- McColl’s full-year like-for-likes fall 1.9%
- Premium convenience food and wine format outperforms standard stores
- McColl’s expects full-year results to be “in line” with expectations
McColl’s has reported a 1.9% drop in full-year like-for-like sales as its premium convenience food and wine stores outperformed standard shops.
Like-for-likes fell 0.6% in its premium locations, while standard convenience stores and newsagents reported a 4% dip in sales as bosses press ahead with their strategy to convert older shops into the premium food and wine format.
The convenience store specialist said total sales grew 2.7% in its fourth quarter, driven by new store acquisitions.
Like-for-likes during the 13 weeks ending November 29 were down 1.8%, although this represented a 0.5% uplift on the previous quarter.
McColl’s said its ambitious c-store expansion strategy had been “delivered in line with plan” after it acquired 60 new convenience stores and converted 45 stores into its premium food and wine format.

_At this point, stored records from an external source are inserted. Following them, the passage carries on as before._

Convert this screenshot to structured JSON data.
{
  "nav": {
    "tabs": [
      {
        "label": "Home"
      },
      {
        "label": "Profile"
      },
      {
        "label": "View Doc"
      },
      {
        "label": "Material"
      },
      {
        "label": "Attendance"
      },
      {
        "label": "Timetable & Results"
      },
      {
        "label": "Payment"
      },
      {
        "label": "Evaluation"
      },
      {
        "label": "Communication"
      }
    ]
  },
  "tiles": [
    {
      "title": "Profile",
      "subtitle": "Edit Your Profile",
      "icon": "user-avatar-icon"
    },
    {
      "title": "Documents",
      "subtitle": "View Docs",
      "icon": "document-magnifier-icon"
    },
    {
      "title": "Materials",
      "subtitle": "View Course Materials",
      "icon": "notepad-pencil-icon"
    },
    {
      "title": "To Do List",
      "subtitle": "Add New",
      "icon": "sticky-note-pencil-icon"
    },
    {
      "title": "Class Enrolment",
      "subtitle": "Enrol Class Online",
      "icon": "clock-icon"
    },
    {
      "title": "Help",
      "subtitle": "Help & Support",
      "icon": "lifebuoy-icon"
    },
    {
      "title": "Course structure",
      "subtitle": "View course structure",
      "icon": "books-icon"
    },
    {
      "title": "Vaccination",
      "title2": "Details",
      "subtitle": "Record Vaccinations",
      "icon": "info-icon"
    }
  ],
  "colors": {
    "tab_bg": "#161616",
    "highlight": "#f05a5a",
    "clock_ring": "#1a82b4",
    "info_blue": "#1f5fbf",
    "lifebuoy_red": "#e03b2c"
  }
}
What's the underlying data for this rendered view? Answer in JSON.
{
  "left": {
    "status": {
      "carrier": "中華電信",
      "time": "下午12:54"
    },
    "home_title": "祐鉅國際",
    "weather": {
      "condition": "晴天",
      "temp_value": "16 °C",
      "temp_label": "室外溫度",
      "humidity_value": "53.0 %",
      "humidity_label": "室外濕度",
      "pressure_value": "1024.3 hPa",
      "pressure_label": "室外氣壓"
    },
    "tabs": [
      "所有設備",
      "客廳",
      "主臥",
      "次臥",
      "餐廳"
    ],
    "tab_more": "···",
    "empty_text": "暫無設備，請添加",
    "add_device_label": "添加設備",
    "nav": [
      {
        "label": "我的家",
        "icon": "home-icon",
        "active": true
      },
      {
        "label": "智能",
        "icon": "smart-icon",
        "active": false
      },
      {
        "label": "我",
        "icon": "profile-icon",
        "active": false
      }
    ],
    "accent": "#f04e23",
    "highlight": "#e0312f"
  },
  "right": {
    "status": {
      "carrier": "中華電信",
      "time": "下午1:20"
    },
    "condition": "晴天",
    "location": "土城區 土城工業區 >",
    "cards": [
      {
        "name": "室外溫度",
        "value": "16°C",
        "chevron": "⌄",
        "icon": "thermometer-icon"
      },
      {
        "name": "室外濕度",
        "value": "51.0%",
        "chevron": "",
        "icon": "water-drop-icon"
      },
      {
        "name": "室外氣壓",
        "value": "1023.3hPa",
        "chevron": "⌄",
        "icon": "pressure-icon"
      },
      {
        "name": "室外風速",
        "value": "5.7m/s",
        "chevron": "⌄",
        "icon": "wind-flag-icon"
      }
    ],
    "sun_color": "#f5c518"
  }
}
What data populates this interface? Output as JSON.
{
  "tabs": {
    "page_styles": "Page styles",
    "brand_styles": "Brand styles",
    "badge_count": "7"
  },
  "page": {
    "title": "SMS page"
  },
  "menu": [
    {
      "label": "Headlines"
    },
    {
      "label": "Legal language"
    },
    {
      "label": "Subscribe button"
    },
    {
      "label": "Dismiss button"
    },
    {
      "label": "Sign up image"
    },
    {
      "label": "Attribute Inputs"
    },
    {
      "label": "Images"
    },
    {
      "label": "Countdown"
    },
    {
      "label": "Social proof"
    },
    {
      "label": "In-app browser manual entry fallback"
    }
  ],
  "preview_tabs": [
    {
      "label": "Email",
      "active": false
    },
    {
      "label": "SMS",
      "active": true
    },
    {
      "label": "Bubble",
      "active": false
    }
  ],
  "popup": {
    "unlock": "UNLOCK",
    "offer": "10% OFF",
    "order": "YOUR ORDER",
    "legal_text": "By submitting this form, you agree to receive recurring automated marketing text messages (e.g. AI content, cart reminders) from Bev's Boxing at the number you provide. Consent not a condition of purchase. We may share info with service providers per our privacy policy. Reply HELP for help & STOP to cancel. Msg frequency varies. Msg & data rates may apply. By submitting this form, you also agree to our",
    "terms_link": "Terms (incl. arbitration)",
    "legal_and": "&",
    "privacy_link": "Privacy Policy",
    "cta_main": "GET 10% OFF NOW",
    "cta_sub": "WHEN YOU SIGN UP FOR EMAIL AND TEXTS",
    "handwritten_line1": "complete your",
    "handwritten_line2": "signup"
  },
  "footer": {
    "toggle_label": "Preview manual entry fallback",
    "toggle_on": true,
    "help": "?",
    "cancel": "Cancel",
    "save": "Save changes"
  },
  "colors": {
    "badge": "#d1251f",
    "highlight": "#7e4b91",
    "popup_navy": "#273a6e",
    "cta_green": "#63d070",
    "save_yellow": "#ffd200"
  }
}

The retailer remains “on track” to reach its goal of 1,000 convenience stores by the end of 2016. It currently trades from 893 stores.
McColl’s is also continuing the roll-out of its post office proposition and now has 520 post offices in-store after acquiring 72 during the year.
“Whilst the sector continues to be challenging, total company like-for-like sales improved in the quarter, and have held up well in our developed convenience stores”
James Lancaster, McColl’s
It also hailed “encouraging early results” from its first Subway franchise, which opened during the fourth quarter at a petrol forecourt site in Tamworth.
Chief executive James Lancaster, who revealed his intention to retire last month, said he expected full-year results to be “in line” with expectations when McColl’s unveils its preliminary results in March.
He said: “I am delighted to report significant progress on our strategic initiatives for the financial year, continuing our expansion into convenience and capturing further market share.
“Whilst the sector continues to be challenging, total company like-for-like sales improved in the quarter, and have held up well in our developed convenience stores over the course of the year.
“We therefore expect results to be in line with the board’s expectations for the year.”